(Reuters) - Wet Seal Inc WTSLA.O forecast a weak third quarter as it struggles to woo shoppers and the women’s apparel retailer adopted a shareholder rights plan about a month after a top investor called for a sale of the company.
The company, which on Tuesday also posted a second-quarter loss, is moving back to fast-fashion retailing - maintaining light inventories to respond faster to new styles and trends - following 12 consecutive months of same-store sales decline.
Asset management firm Clinton Group, one of Wet Seal’s top shareholders, had called for the sale of the company in July after Wet Seal fired Chief Executive Susan McGalla.
The rights plan, which is scheduled to expire on June 30, 2013, will trigger if a person or group acquires 10 percent or more of the outstanding Class A common stock or announces a tender offer for 10 percent or more of the Class A common stock.
For the third quarter, Wet Seal, the parent of its namesake stores and the Arden B chain, expects to post a loss of between 13 and 16 cents per share, on revenue of between $128 million and $133 million.

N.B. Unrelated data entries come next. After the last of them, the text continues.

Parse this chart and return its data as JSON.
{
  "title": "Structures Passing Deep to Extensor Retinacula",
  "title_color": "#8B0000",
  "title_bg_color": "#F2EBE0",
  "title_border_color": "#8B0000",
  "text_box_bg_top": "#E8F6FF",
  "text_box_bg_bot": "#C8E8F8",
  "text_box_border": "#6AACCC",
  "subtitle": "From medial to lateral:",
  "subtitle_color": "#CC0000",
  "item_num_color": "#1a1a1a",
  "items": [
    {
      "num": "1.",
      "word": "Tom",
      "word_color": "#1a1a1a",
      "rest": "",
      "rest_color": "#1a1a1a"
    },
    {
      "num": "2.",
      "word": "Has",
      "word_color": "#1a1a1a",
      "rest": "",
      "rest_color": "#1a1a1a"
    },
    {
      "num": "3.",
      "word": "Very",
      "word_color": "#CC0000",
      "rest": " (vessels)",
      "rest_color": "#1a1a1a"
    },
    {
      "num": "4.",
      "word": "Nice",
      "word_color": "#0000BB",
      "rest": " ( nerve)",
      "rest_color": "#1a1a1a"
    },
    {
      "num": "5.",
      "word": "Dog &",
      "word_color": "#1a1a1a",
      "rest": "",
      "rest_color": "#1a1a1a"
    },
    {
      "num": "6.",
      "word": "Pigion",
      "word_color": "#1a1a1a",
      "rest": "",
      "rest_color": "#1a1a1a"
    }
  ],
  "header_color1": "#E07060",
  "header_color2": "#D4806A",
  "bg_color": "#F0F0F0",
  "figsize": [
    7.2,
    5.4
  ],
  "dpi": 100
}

Analysts on average were expecting a loss of 1 cent per share on revenue of $144.4 million, according to Thomson Reuters I/B/E/S.
The company posted a loss of 7 cents per share, excluding items, for the second quarter, while revenue fell 9 percent to $135.3 million. Analysts on average had expected a loss of 7 cents per share on revenue of $136.6 million.
Shares of the Foothill Ranch, California-based company closed at $3.06 on the Nasdaq on Tuesday.